Interrupting the conversation at the outset is something we rarely do, for a number of reasons.

  • We want to be a good friend and listen/offer advice.
  • We really are curious and do want to know about it, whatever it is.
  • We have not had "boundary-setting" modeled to us and have a difficult time knowing when or how to establish such lines.
  • We are afraid that by establishing our boundaries, we may be signaling a "rejection" of the intimacy our friend is looking to create by confiding the incident to us. (The flip side of this is that we want the affirmation we will receive by assenting to passively listen and be pulled in... or the ego-boost we will receive by “offering advice.”)

Establishing boundaries awakens us from passive listening. We alert our friends to our capacities and our limitations. We are willing to hear them out if they want to vent. We will provide a sympathetic ear and may even help them think through their response options. But in the final analysis, the issue does not involve us.
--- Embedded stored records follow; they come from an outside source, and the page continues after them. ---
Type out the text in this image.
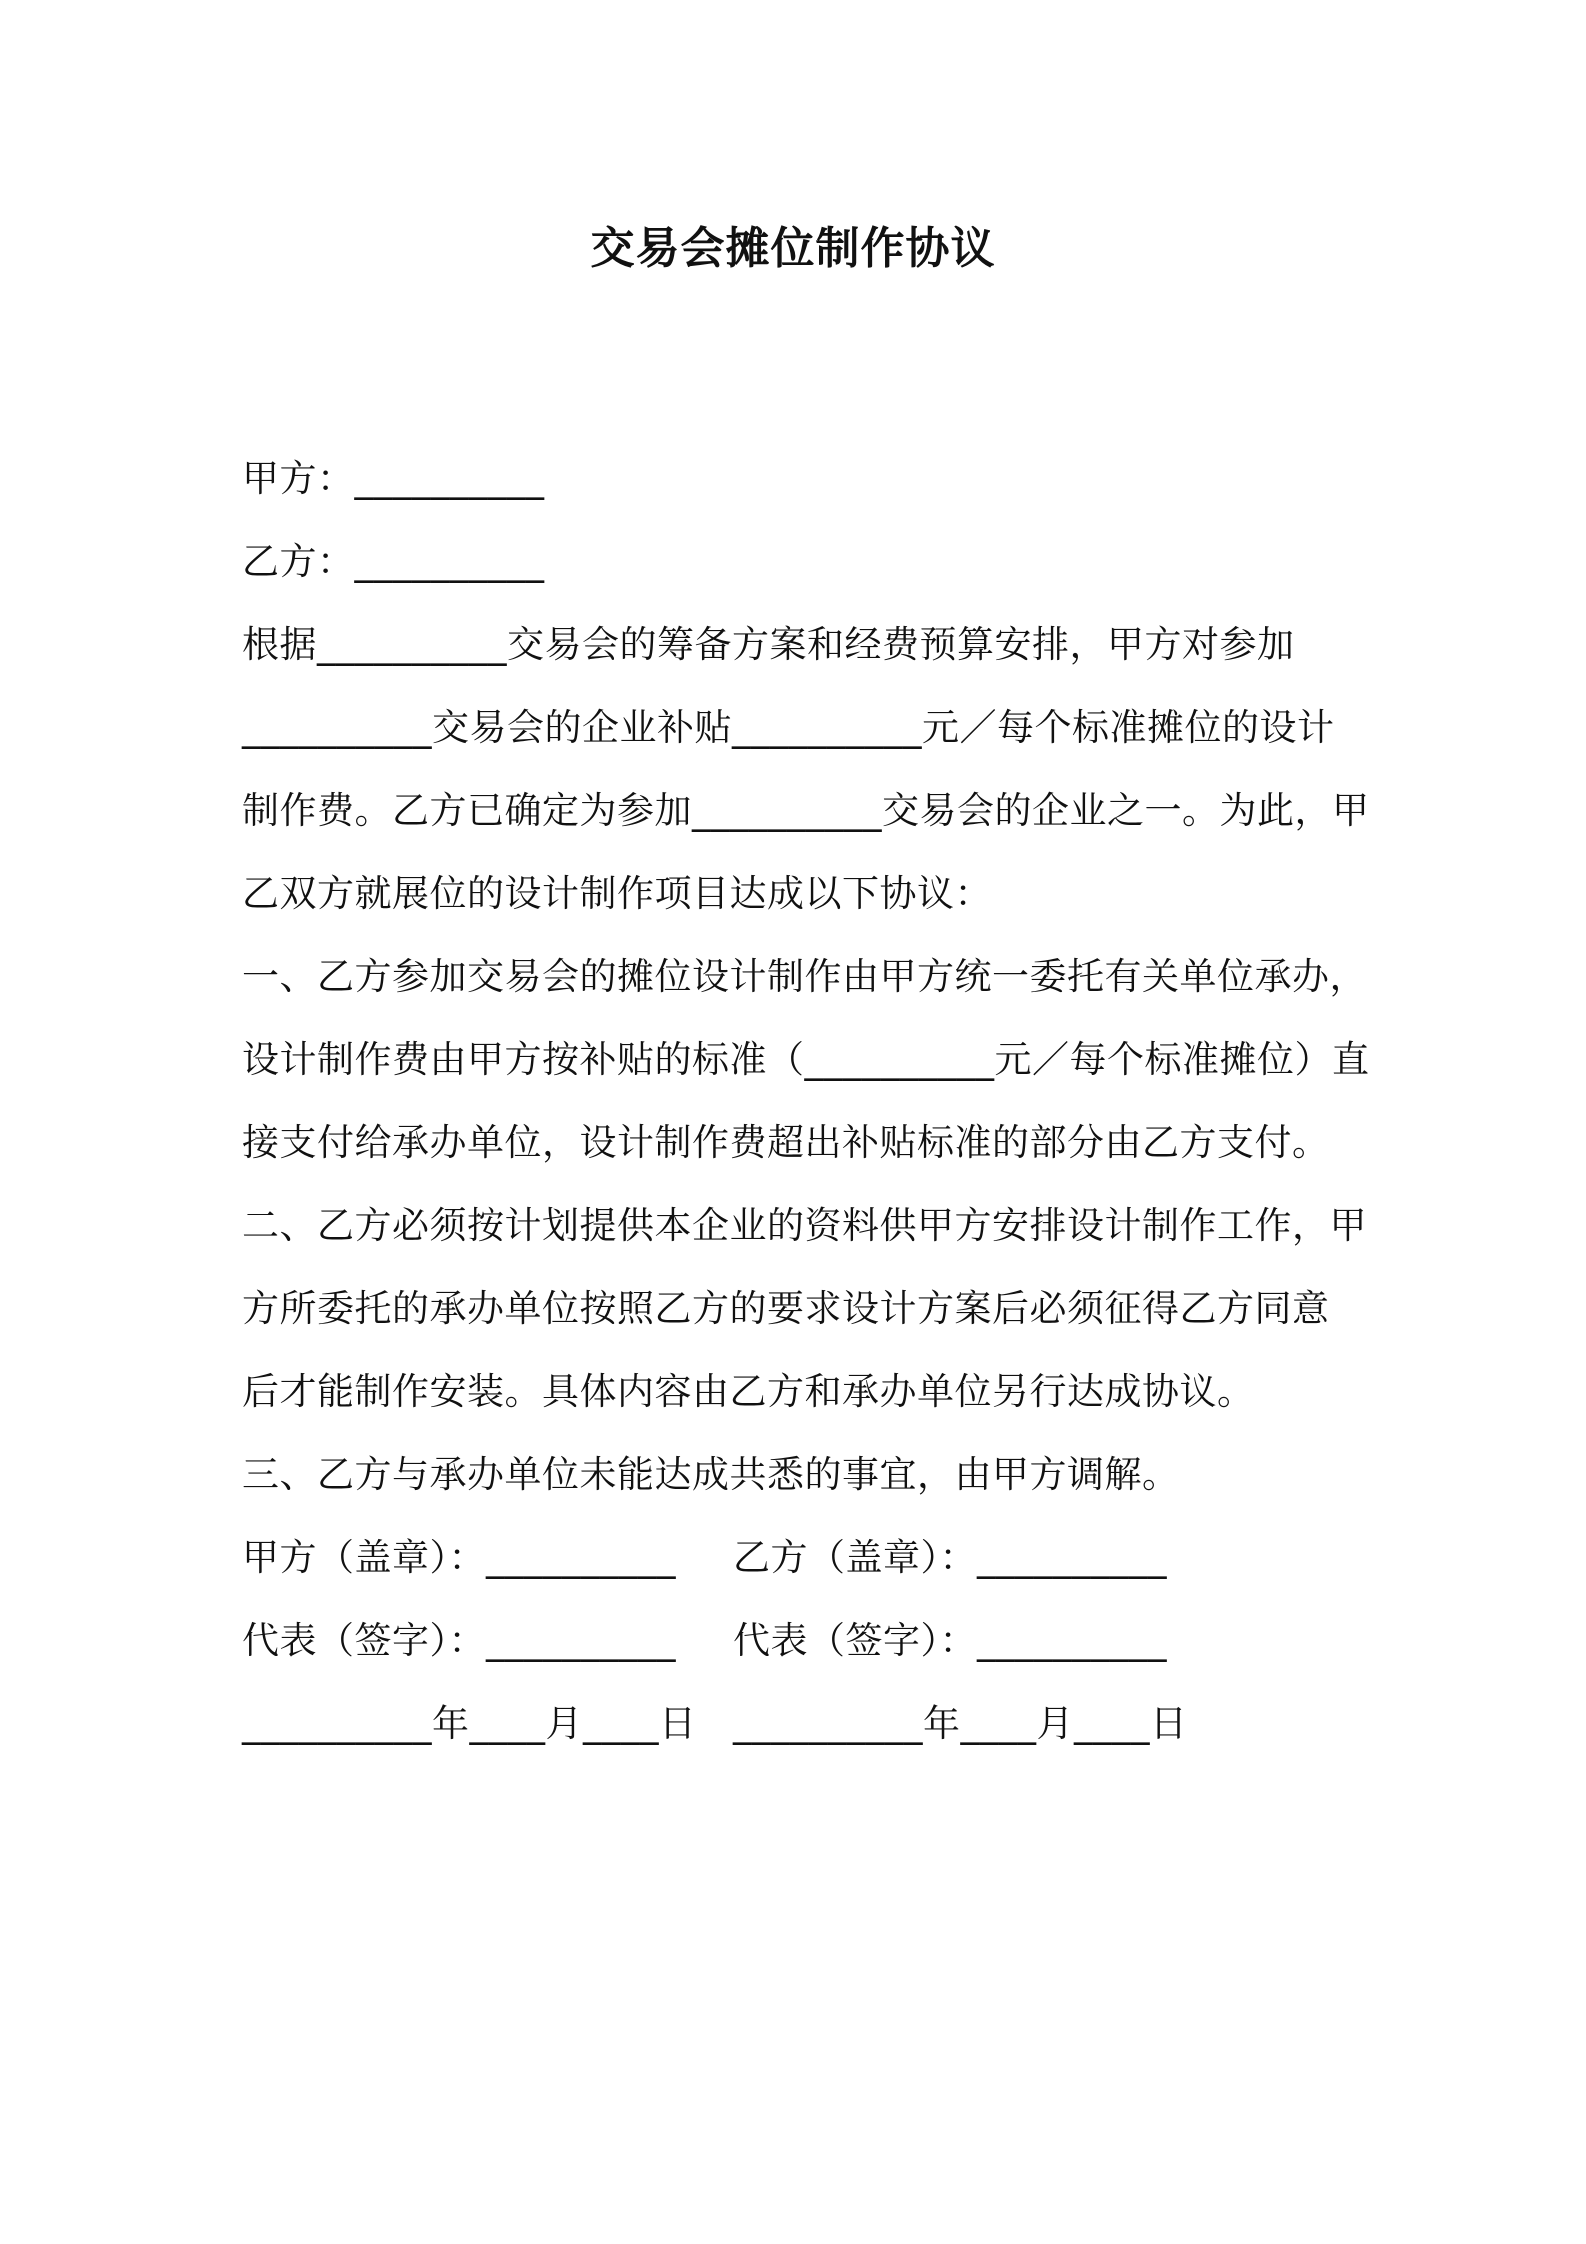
交易会摊位制作协议
甲方：__________
乙方：__________
根据__________交易会的筹备方案和经费预算安排，甲方对参加
__________交易会的企业补贴__________元／每个标准摊位的设计
制作费。乙方已确定为参加__________交易会的企业之一。为此，甲
乙双方就展位的设计制作项目达成以下协议：
一、乙方参加交易会的摊位设计制作由甲方统一委托有关单位承办，
设计制作费由甲方按补贴的标准（__________元／每个标准摊位）直
接支付给承办单位，设计制作费超出补贴标准的部分由乙方支付。
二、乙方必须按计划提供本企业的资料供甲方安排设计制作工作，甲
方所委托的承办单位按照乙方的要求设计方案后必须征得乙方同意
后才能制作安装。具体内容由乙方和承办单位另行达成协议。
三、乙方与承办单位未能达成共悉的事宜，由甲方调解。
甲方（盖章）：__________ 乙方（盖章）：__________
代表（签字）：__________ 代表（签字）：__________
__________年____月____日 __________年____月____日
It is important to emphasize that drawing boundaries does not preclude helping our friend sort out the experience. If and when we do listen to a recounting of the incident, there are a number of observations we can make and insights we can share without getting involved:

  • Where does our friend's account start and break off? Is it really about the incident per se, or is the incident given added significance because the two have a history? If the incident appears to be the proverbial "straw breaking the camel’s back," then be sure that your friend does not try to make the emotional weight fall solely on whatever occurred the other day.
  • How many “I” statements does your friend use when telling the story, and how much control is linked to those statements? (Is the story rife with "S/he said..." and "s/he did...." or is there a balance, or even an emphasis on "I said," or "then I did...." More importantly, are the "I statements" active, "I told her/him..." or passive "I didn't know what to do..." or "I should have...") This will give you insight into how much responsibility your friend is assuming.
  • How much actual dialogue is involved in this incident? That is, how much opportunity did your friend have to assert their position/point of view? How much of their tale is simply outrage at something they had little or no opportunity to control/respond to in the moment?
  • Challenge the frame of the story. Ask: “If Alex knew this is how you felt, what would they say about the incident? How would they interpret what happened—and your response to it?”
  • “You know how s/he is...” is a blanket statement that can cover "gaps" in the story, inconsistencies, or imposes motivations. Yes, you do know “how s/he is”—but exactly what bearing does this knowledge have on the current incident? Challenge your friend to spell it out—because sometimes, when something is spelled out (out loud), inferences are put in a new light. They seem "over the top"—even to the person making them.

The ability to draw boundaries, as a bystander, enables you to be a trusted friend. Aligning yourself with whatever interpretation your friend has given the incident and rubber-stamping their emotional response is not as valuable as creating a position from which you can prompt further thinking around it.

Bystander participation in these circumstances is not about taking sides, but about facilitating a more comprehensive account, one which broadens the lens through which the incident is seen/understood/processed.